Esistono mercati specializzati per questi prodotti?
A Brazzaville è facile trovare anche nei mercati di quartiere cibi provenienti dalla foresta, un mercato in particolare nella zona nord “ marché de nuit” poiché inizia verso le 18 è considerato il migliore per gli alimenti della foresta. Vi si trova di tutto: dall’antilope, alla scimmia, una varietà locale d’anguilla,la tartaruga... insomma ogni ben della foresta!

Che pensi di questo antico sistema di cottura, dal tuo punto di vista specifico e tecnico, come economista...internazionale. I pacchetti di foglie hanno un senso?
Il sistema di cottura del liboké presenta una serie di vantaggi: anche in una cucina senza utensili di base come pentole e casseruole, permette una cucina senza grassi, e con pochi prodotti, pur essendo ricchissimo di gusto. Usa la brace e quindi il fuoco acceso anche per altro può essere utilizzato allo scopo. Il liboké non è a diretto contatto del fuoco, può essere cotto ovunque. Che dire di questo cartoccio ? Ecologicamente pulito, un sistema di imballaggio perfetto ! Anche nel riciclaggio dei rifiuti....
E non bisogna dimenticare che l’onorevole Honore insegna anche una versione del liboké da prepare nelle nostre moderne cucine... Da provare!

Ammirevole la situazione. Le foglie di mfumbwa, il cui nome scientifico è Gnetum africanum sono stupende, larghe, lucide, saporite in modo molto delicato. Avvolgono anche i dessert, non è vero?

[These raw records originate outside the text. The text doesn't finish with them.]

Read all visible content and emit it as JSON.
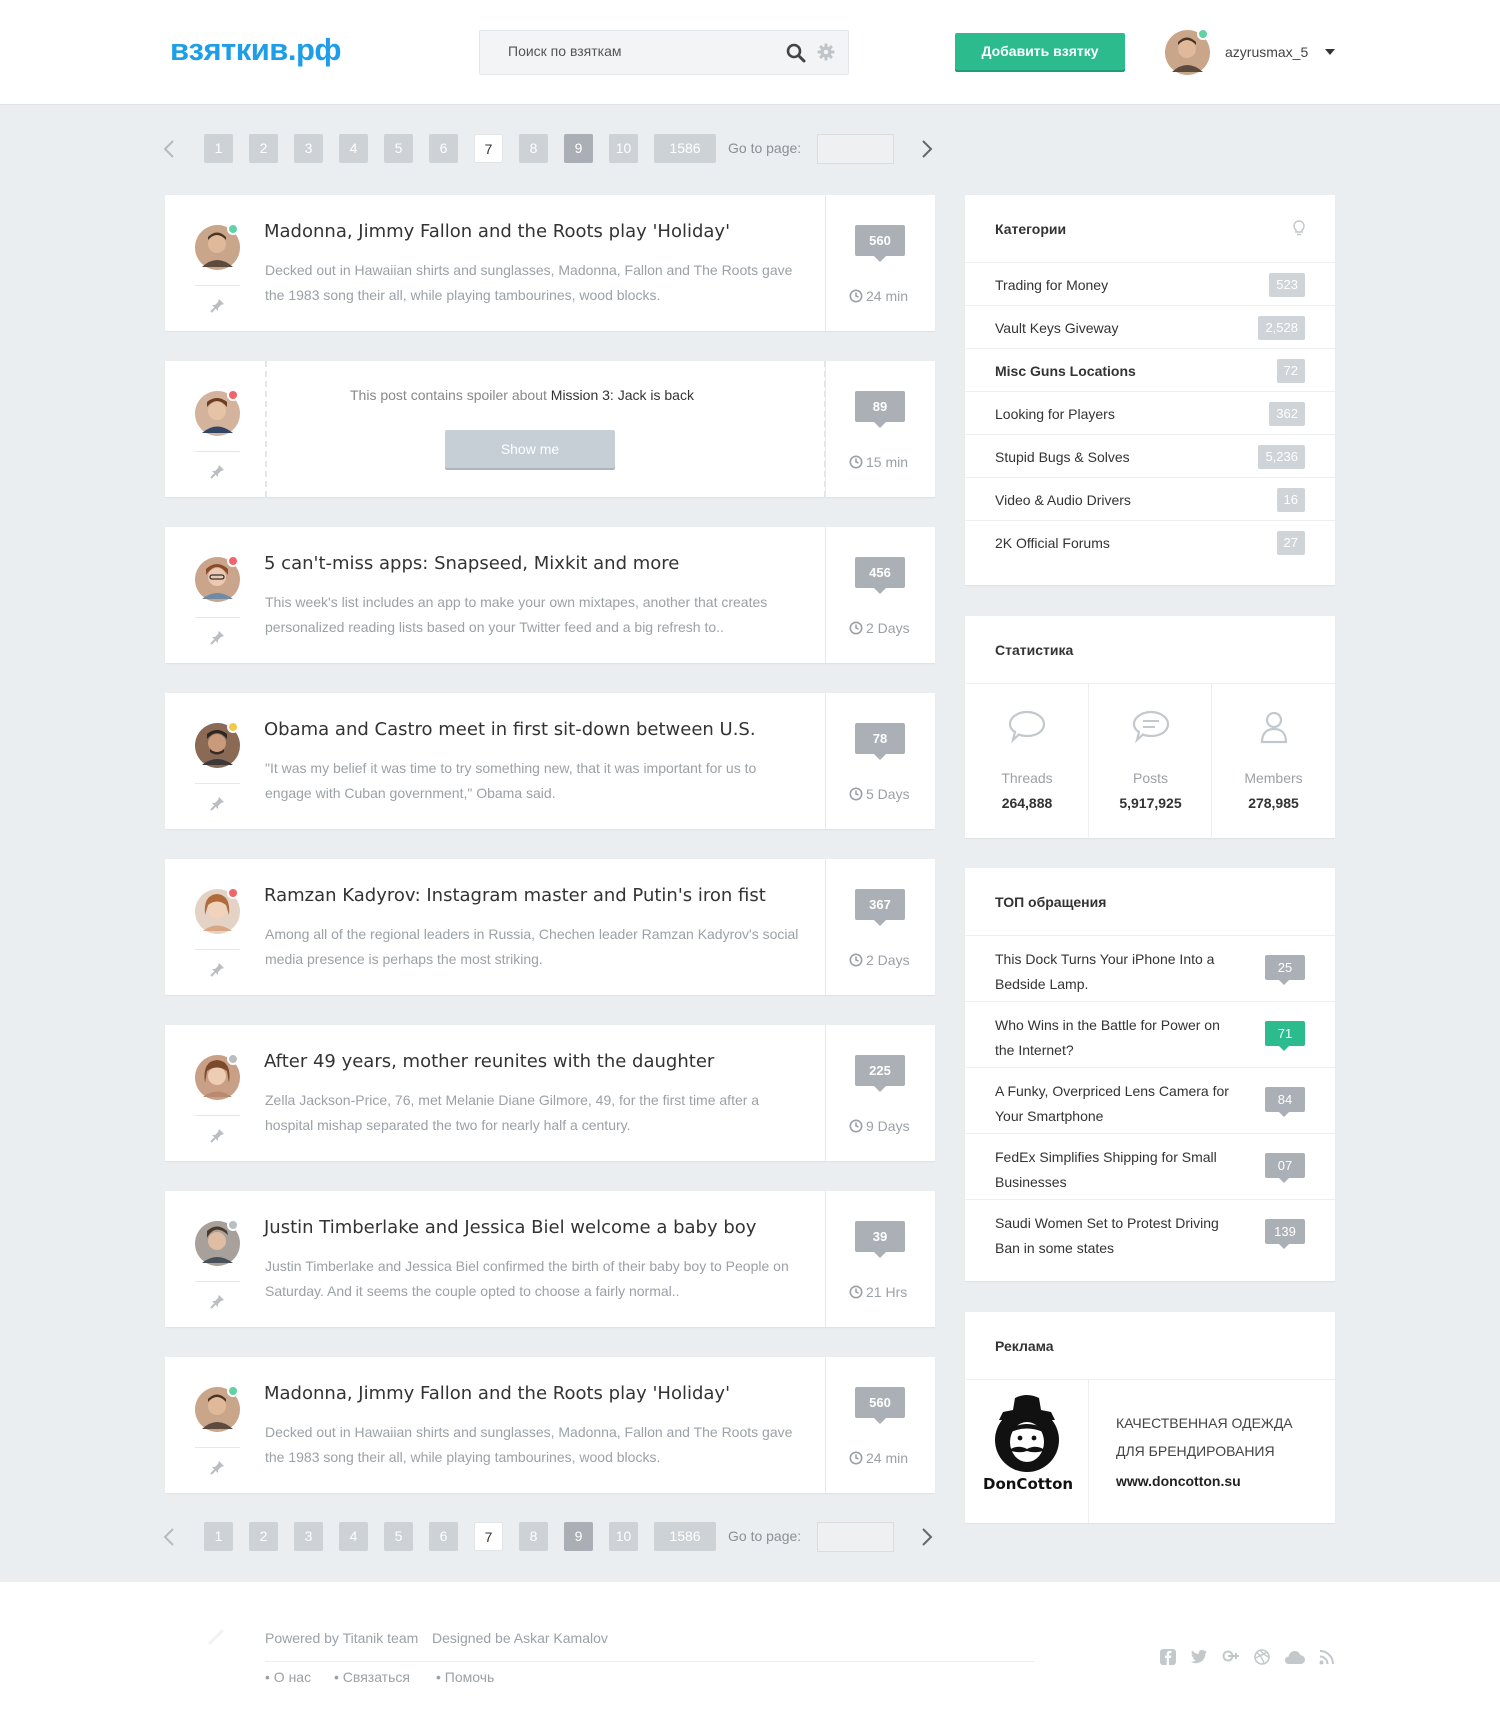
{
  "header": {
    "logo": "взяткив.рф",
    "search_placeholder": "Поиск по взяткам",
    "add_button": "Добавить взятку",
    "username": "azyrusmax_5"
  },
  "pagination": {
    "pages": [
      "1",
      "2",
      "3",
      "4",
      "5",
      "6",
      "7",
      "8",
      "9",
      "10",
      "1586"
    ],
    "current": "7",
    "goto_label": "Go to page:"
  },
  "threads": [
    {
      "title": "Madonna, Jimmy Fallon and the Roots play 'Holiday'",
      "excerpt": "Decked out in Hawaiian shirts and sunglasses, Madonna, Fallon and The Roots gave the 1983 song their all, while playing tambourines, wood blocks.",
      "count": "560",
      "time": "24 min",
      "status_color": "#5fd3a3"
    },
    {
      "spoiler_text": "This post contains spoiler about",
      "spoiler_title": "Mission 3: Jack is back",
      "show_label": "Show me",
      "count": "89",
      "time": "15 min",
      "status_color": "#f0646a"
    },
    {
      "title": "5 can't-miss apps: Snapseed, Mixkit and more",
      "excerpt": "This week's list includes an app to make your own mixtapes, another that creates personalized reading lists based on your Twitter feed and a big refresh to..",
      "count": "456",
      "time": "2 Days",
      "status_color": "#f0646a"
    },
    {
      "title": "Obama and Castro meet in first sit-down between U.S.",
      "excerpt": "\"It was my belief it was time to try something new, that it was important for us to engage with Cuban government,\" Obama said.",
      "count": "78",
      "time": "5 Days",
      "status_color": "#f5c84a"
    },
    {
      "title": "Ramzan Kadyrov: Instagram master and Putin's iron fist",
      "excerpt": "Among all of the regional leaders in Russia, Chechen leader Ramzan Kadyrov's social media presence is perhaps the most striking.",
      "count": "367",
      "time": "2 Days",
      "status_color": "#f0646a"
    },
    {
      "title": "After 49 years, mother reunites with the daughter",
      "excerpt": "Zella Jackson-Price, 76, met Melanie Diane Gilmore, 49, for the first time after a hospital mishap separated the two for nearly half a century.",
      "count": "225",
      "time": "9 Days",
      "status_color": "#b9bec2"
    },
    {
      "title": "Justin Timberlake and Jessica Biel welcome a baby boy",
      "excerpt": "Justin Timberlake and Jessica Biel confirmed the birth of their baby boy to People on Saturday. And it seems the couple opted to choose a fairly normal..",
      "count": "39",
      "time": "21 Hrs",
      "status_color": "#b9bec2"
    },
    {
      "title": "Madonna, Jimmy Fallon and the Roots play 'Holiday'",
      "excerpt": "Decked out in Hawaiian shirts and sunglasses, Madonna, Fallon and The Roots gave the 1983 song their all, while playing tambourines, wood blocks.",
      "count": "560",
      "time": "24 min",
      "status_color": "#5fd3a3"
    }
  ],
  "categories": {
    "title": "Категории",
    "items": [
      {
        "label": "Trading for Money",
        "count": "523"
      },
      {
        "label": "Vault Keys Giveway",
        "count": "2,528"
      },
      {
        "label": "Misc Guns Locations",
        "count": "72"
      },
      {
        "label": "Looking for Players",
        "count": "362"
      },
      {
        "label": "Stupid Bugs & Solves",
        "count": "5,236"
      },
      {
        "label": "Video & Audio Drivers",
        "count": "16"
      },
      {
        "label": "2K Official Forums",
        "count": "27"
      }
    ]
  },
  "stats": {
    "title": "Статистика",
    "items": [
      {
        "label": "Threads",
        "value": "264,888"
      },
      {
        "label": "Posts",
        "value": "5,917,925"
      },
      {
        "label": "Members",
        "value": "278,985"
      }
    ]
  },
  "top": {
    "title": "ТОП обращения",
    "items": [
      {
        "label": "This Dock Turns Your iPhone Into a Bedside Lamp.",
        "count": "25"
      },
      {
        "label": "Who Wins in the Battle for Power on the Internet?",
        "count": "71"
      },
      {
        "label": "A Funky, Overpriced Lens Camera for Your Smartphone",
        "count": "84"
      },
      {
        "label": "FedEx Simplifies Shipping for Small Businesses",
        "count": "07"
      },
      {
        "label": "Saudi Women Set to Protest Driving Ban in some states",
        "count": "139"
      }
    ]
  },
  "ad": {
    "title": "Реклама",
    "brand": "DonCotton",
    "line1": "КАЧЕСТВЕННАЯ ОДЕЖДА",
    "line2": "ДЛЯ БРЕНДИРОВАНИЯ",
    "url": "www.doncotton.su"
  },
  "footer": {
    "powered": "Powered by Titanik team",
    "designed": "Designed be Askar Kamalov",
    "links": [
      "О нас",
      "Связаться",
      "Помочь"
    ]
  },
  "colors": {
    "brand_blue": "#1e9ee8",
    "accent_green": "#2bbb8d",
    "counter_gray": "#aab0b5"
  }
}
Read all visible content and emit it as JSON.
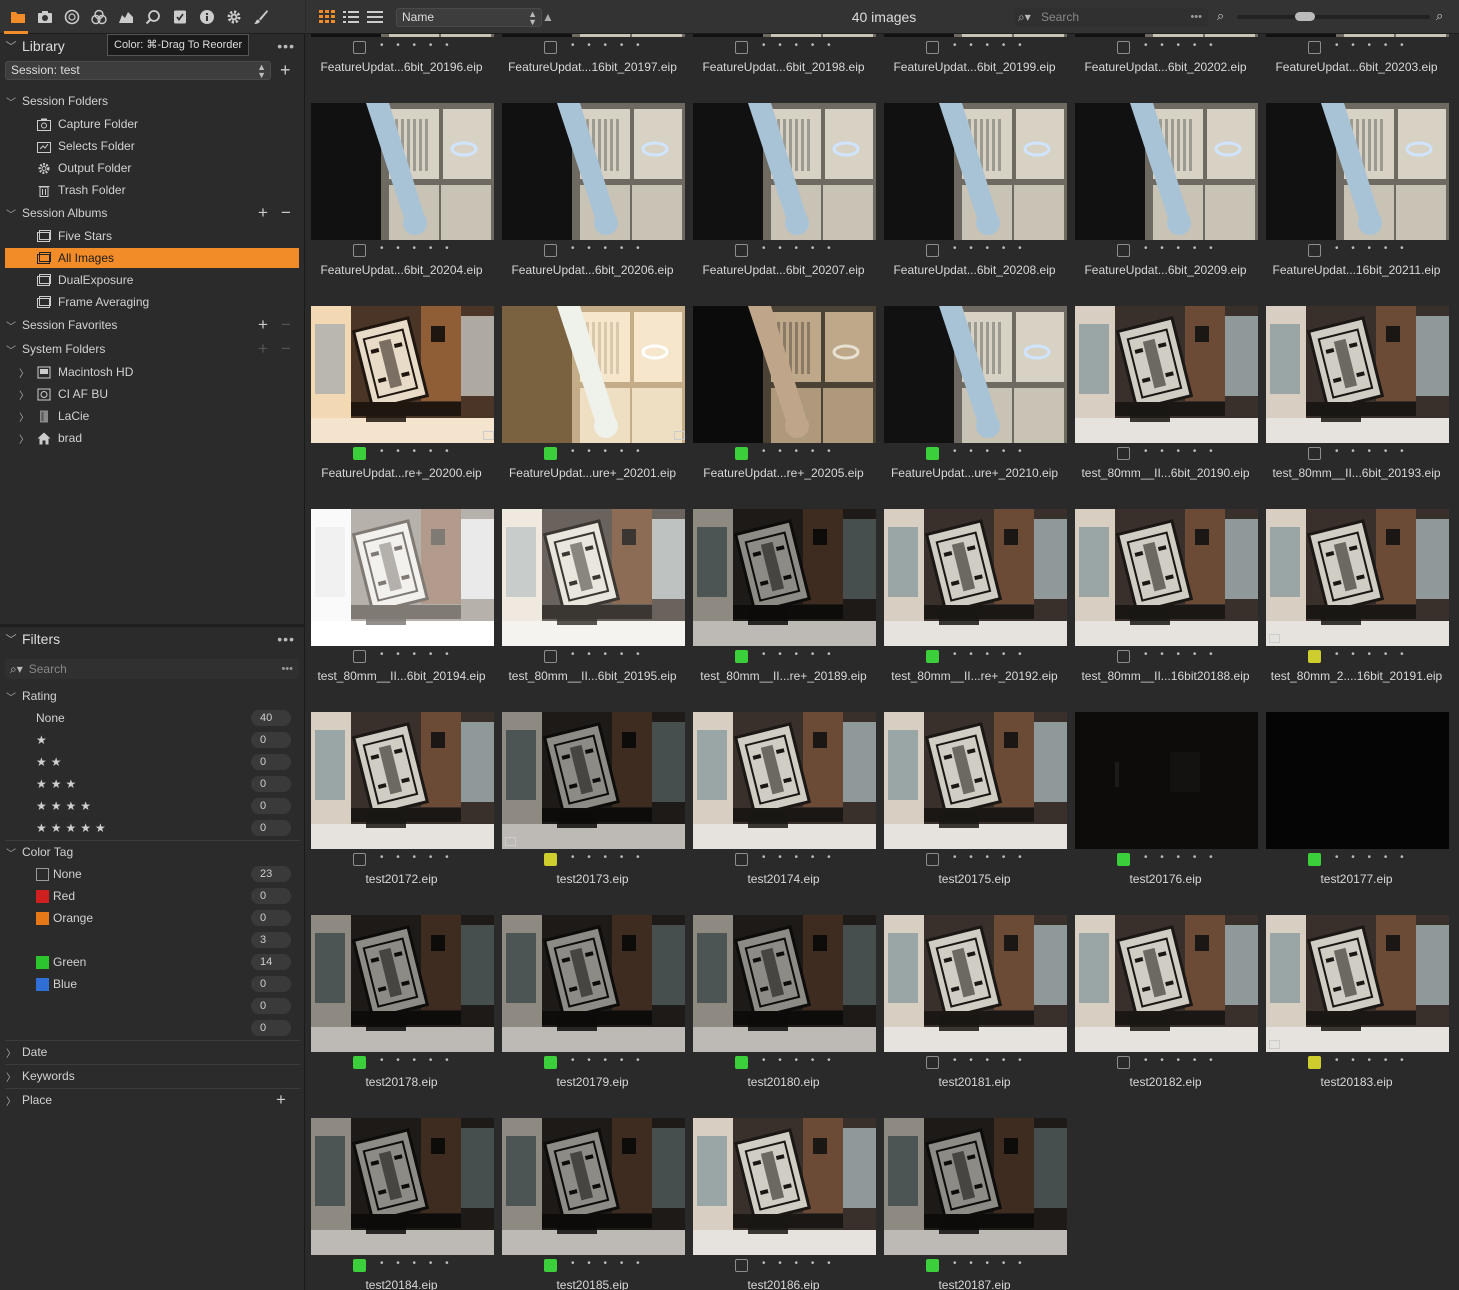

Al momento del dessert, la scelta è sempre fra prodotti locali, pasticceria con manioca ed altre farine, ma quello di maggior impatto è senz’altro il liboké,al plurale maboké, di frutti della foresta come l’atanga (Dacryodes edulis) che costituisce un vero e proprio trionfo. Il trionfo del fagottino!
Il pensiero del pipistrello scompare così, con un rapido frullare d’ali e di foglie, e l’ombra lunga della foresta si stende come ogni sera, nei quartieri della città.